Home > About China
China takes steps to halt coal mine disasters(02/24/05)


  Liu Guoqiang, vice governor of northeast China's Liaoning Province and responsible for industry and work safety, was suspended from his post after 214 people were killed in last week's colliery gas explosion in the province, according to a decision made at the State Council meeting on Feb.23.

The meeting, chaired by Premier Wen Jiabao, was convened to work on measures to improve work safety in coal mines, where major accidents involving great casualty and economic losses have occurred with alarming frequency over the past year.

On Feb. 14, a gas explosion occurred at Sunjiawan colliery of Liaoning's Fuxin Coal Industry Group, leaving 214 dead out of 574 miners working at the time of the blast.

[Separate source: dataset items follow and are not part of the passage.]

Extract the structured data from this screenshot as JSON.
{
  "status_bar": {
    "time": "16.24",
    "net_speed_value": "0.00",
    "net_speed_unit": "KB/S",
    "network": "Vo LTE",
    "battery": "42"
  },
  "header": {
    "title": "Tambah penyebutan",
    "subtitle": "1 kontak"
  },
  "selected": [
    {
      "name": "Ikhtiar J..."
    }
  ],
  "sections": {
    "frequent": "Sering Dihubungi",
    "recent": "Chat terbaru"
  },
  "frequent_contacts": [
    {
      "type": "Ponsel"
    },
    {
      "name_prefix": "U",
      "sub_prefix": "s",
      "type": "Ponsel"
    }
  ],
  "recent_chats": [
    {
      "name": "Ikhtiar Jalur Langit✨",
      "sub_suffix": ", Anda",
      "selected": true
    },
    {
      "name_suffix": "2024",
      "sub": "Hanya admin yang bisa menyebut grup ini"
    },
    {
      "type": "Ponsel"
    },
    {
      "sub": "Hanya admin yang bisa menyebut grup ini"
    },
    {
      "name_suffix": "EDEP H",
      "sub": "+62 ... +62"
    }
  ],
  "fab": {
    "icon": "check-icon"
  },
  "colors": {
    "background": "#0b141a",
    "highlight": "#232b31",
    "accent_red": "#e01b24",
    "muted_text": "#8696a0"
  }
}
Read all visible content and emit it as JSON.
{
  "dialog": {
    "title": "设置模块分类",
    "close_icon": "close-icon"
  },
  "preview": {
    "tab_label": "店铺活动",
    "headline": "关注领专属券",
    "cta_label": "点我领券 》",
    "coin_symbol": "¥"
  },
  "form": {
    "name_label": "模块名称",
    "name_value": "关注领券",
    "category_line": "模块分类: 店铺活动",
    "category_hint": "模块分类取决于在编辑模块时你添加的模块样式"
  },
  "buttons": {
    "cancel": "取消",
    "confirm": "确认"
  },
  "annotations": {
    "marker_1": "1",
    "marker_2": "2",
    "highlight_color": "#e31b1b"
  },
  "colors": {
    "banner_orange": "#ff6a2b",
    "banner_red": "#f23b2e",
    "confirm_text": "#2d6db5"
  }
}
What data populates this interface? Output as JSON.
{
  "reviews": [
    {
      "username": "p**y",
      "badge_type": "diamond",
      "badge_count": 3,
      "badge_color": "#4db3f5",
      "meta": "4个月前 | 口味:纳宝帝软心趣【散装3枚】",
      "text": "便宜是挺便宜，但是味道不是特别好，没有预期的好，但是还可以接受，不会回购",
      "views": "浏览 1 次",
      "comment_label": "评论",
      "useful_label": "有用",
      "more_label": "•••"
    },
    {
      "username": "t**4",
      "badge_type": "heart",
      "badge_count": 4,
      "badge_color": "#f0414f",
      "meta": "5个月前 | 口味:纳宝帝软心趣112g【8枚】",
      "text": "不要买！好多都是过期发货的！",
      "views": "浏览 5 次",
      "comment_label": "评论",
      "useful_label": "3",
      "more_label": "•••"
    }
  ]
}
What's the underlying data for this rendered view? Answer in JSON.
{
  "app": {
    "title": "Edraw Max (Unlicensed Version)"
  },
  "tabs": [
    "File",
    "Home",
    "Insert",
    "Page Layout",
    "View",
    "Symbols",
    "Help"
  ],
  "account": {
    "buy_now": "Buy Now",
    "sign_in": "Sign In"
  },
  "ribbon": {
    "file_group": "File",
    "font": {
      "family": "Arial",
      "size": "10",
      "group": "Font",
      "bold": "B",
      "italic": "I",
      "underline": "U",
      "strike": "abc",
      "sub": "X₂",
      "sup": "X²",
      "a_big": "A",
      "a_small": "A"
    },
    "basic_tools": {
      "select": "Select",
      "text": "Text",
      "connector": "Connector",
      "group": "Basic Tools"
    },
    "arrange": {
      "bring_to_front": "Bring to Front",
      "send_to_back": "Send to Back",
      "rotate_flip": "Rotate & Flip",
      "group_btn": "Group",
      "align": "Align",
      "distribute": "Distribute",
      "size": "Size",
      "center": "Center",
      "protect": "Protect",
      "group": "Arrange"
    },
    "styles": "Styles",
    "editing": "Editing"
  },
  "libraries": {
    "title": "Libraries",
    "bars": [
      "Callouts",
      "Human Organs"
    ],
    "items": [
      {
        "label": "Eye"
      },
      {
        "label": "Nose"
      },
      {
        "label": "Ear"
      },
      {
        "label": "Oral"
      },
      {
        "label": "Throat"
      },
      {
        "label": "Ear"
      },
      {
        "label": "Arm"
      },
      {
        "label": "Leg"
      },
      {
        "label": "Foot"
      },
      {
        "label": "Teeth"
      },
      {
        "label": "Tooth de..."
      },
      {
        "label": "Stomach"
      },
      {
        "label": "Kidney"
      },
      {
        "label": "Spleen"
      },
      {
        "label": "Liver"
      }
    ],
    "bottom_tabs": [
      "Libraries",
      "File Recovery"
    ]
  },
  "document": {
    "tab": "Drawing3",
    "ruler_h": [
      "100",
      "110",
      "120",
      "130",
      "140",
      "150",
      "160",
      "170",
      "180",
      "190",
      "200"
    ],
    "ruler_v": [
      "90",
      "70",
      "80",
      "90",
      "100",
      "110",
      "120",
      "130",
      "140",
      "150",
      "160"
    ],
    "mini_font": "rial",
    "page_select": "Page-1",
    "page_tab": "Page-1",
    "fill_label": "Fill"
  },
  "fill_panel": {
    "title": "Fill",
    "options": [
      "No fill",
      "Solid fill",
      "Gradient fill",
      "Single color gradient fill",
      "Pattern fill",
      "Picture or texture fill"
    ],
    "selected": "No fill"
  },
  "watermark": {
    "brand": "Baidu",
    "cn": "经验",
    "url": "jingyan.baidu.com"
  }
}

The State Council sent an investigation team headed by Supervision Minister Li Zhilun to the scene, and those responsible for the accident will be punished once the cause of the disaster is found out, according to the statement released following the meeting.

China's coal production picture was very grim, said the meeting's statement, which pointed out serious problems such as violation of safety standards and overproduction in some coal mines.

In order to intensify efforts in work safety supervision, officials at the meeting decided the State Administration of Production Safety, China's work safety watchdog, would be promoted to be the General Administration of Production Safety, and the State Administration of Coal Mine Safety would be put under its jurisdiction.

The decision instructs local governments to implement a system of assigning certain leading cadres to watch over work safety of collieries and all coal mines to strictly abide by safety production standards.

Three billion yuan (36 million US dollars) will be devoted to technological renovation on work safety, gas management in particular, at state-owned major coal mines, according to the decision.

To prevent major gas accidents, the government will also send safety supervision teams to 45 major coal mines with serious gas problems and invite colliery safety experts to evaluate safety situations in coal mines with potential danger and formulate specific prevention measures.

The meeting also heard a report by the National Forestry Bureauon desertification prevention and control and adopted a desertification prevention and control plan from 2005 to 2010.